Critical vulnerability found in HP & Dell laptops affects millions of enterprises

Reports on the detection of new vulnerabilities are constantly appearing, affecting multiple commonly used and specialized technology developments and products. One of the most recent vulnerability testing reports refers to the way some laptops use memory, a feature that could be abused by hackers to execute malicious code on the target system.

These flaws are based on Direct Memory Access (DMA), a processing efficiency approach found in most modern laptops. This feature allows users to read and write directly to the device’s memory, optimizing the function of hardware components and the use of peripheral devices, although it exposes memory to a large number of attacks.

Although the industry established as standard practice the manufacture of trusted hardware, these measures have not yet become widespread in the laptop market, which poses a serious security threat to users. Recently, a vulnerability testing team from firm Eclypsium released a report detailing a method to abuse this feature on two different laptops, manufactured by HP and Dell.

One of the most serious features regarding this report is the ability to trigger these attacks by simply connecting a peripheral device to the potentially vulnerable computer.

For example, on the attack laptop (model XPS 13), the researchers managed to abuse a default BIOS configuration that enabled some modules for the use of the Thubderbolt interface, connected via USB to the target device, to inject code malicious in the boot process. The vulnerability was tracked as CVE-2019-18579; Dell released a BIOS update for remediation. 

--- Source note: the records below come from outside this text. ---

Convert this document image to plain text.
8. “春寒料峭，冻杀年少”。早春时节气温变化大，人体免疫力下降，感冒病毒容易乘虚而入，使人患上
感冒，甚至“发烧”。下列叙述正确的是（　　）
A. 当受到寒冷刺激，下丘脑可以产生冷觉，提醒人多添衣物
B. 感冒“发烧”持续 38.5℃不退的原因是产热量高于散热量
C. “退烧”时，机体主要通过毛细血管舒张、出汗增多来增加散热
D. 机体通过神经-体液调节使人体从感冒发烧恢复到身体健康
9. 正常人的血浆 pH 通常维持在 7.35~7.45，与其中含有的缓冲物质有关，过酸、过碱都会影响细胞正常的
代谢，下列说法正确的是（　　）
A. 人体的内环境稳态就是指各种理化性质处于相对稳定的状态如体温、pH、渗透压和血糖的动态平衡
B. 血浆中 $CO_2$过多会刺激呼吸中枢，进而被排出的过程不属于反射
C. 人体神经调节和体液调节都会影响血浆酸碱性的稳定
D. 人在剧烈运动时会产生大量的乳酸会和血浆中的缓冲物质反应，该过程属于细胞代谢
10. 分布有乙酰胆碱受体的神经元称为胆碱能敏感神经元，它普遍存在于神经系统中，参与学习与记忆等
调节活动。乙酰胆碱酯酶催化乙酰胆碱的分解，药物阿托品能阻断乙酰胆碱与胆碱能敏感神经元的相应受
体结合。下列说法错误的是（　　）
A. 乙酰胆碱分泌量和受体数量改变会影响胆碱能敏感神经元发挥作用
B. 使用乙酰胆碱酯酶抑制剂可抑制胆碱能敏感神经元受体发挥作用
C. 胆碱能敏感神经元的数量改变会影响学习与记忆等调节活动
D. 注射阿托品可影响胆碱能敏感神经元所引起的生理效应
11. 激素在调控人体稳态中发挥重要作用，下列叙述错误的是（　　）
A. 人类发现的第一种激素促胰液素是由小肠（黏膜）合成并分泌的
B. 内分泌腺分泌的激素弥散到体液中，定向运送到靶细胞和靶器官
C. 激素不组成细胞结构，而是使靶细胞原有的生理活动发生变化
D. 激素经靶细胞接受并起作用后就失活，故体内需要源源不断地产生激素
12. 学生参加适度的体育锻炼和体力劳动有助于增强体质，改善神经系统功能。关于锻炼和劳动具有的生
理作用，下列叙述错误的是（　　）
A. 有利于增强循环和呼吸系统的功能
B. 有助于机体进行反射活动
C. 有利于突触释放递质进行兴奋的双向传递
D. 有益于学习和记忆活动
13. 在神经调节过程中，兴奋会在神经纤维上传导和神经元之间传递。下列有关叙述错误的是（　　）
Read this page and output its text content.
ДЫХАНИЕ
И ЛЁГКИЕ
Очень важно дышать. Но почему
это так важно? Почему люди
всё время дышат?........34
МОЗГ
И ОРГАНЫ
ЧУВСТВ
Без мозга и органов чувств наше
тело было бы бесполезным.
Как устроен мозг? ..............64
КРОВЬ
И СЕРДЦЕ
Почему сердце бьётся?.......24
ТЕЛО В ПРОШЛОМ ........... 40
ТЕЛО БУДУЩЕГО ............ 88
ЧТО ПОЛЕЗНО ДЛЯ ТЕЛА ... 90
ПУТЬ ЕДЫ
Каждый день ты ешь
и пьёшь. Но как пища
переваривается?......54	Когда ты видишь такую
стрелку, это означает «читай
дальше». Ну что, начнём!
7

On the other hand, on the analyzed HP laptop (model ProBook 640 G4) vulnerability testing experts had to open the machine, since this model has a feature that prevents unauthorized code injection at startup.  The complexity of this attack is greatly increased by the need for physical access and knowledge about the physical structure of the device.

After opening the laptop, the experts replaced the M.2 wireless card with a XIlinx SP605 FPGA development platform, which was later connected to an attacking machine. This attack depends on modifying the system memory during the boot process, bypassing the pre-installed security features on the device. HP also fixed this flaw through a BIOS update.

It is highly likely that other options in the laptop market will also be vulnerable to these attacks, so manufacturers are advised to monitor potential attack campaigns and prepare security updates as soon as possible.